There are other types of scientific writing as well, which aren’t necessarily medical in nature. One example is technical writing for new scientific products. In this case, the writer creates a protocol or technical note about a new product. Within a company, there is also educational writing that informs different departments, such as sales, about new products the company has developed. However, this activity might also be performed verbally. For those with a combination of scientific know-how and a gift for communicating, there are many opportunities to explore.
Generally, all medical writers function within a standard operating procedure (like a protocol in lab) to ensure that a consistent, quality product is delivered in a timely manner. Unlike much of the bench work, where independence is cultivated and highly valued, medical writers are a part of a larger team that includes other writers, managers, editors, compliance officers, and sometimes design teams. Despite the regulations and standard procedures, many medical writers profess that they get to be more imaginative in their work than they were at the bench.
Medical communication allows for the engagement of the technical knowledge one has accrued while obtaining a Ph.D., but also gives enhanced opportunities for collaboration and creativity than might not be found in a typical bench job. Unlike being a PI, where one delves very deeply into a single topic, medical writers must keep a balance between depth and breadth of knowledge in order to appropriately understand the topic but also to recognize where the topic fits into the bigger picture.

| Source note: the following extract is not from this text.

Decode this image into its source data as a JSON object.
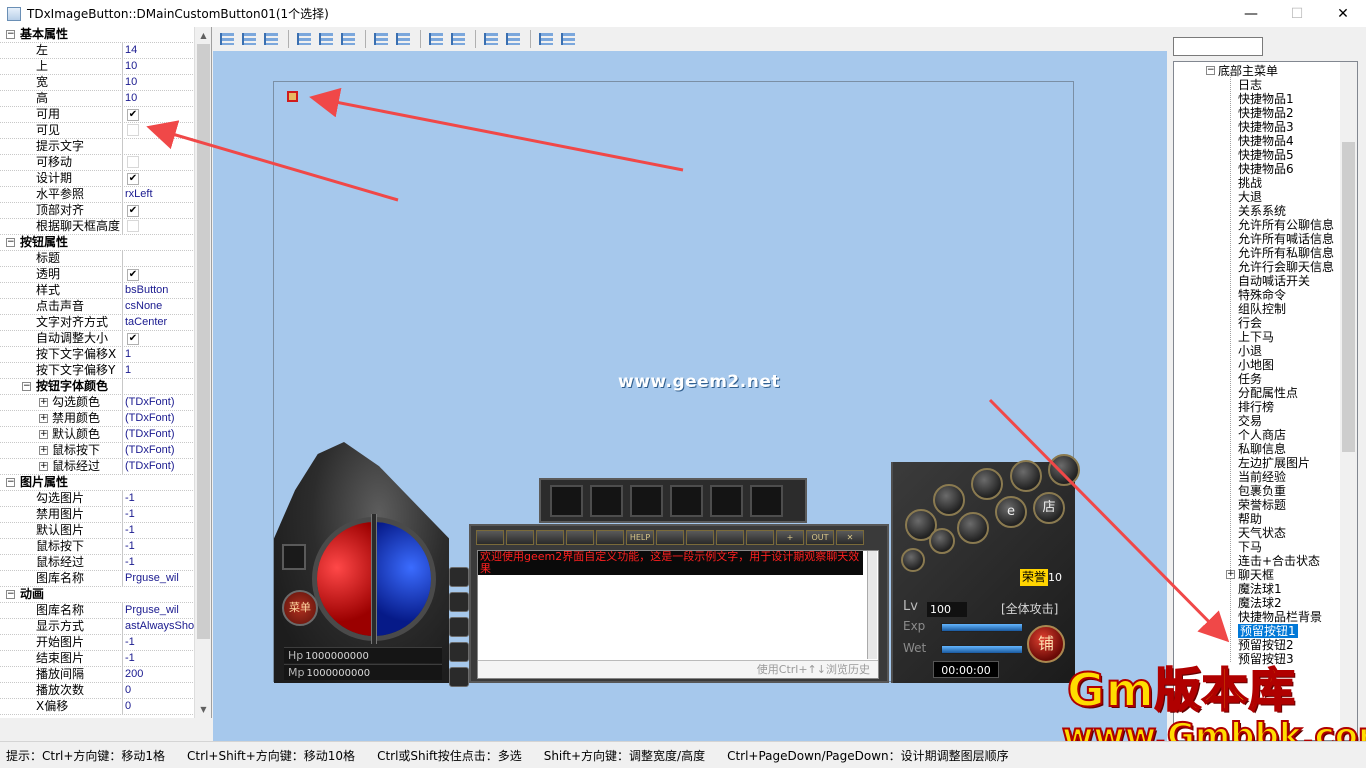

I find the field of medical communication fascinating because I love communicating scientific ideas, as well as editing and clarifying the work of others. I’m happiest at work when I have results and am able to begin writing manuscripts and grants. Having data brought to me to write up and communicate to others sounds amazing. I am also drawn to the field for the variety of scientific topics to which I would be exposed; this feature speaks to my constant curiosity about other areas of research. In addition, medical writers often work as part of a team. It’s wonderful to be able to bounce ideas off of others, and I would love to do so more than just once a week at lab meeting. Furthermore, I am a big proponent of collaborating; I think things are done more thoroughly and sensibly when more eyes are involved. This is definitely a field I want to explore further!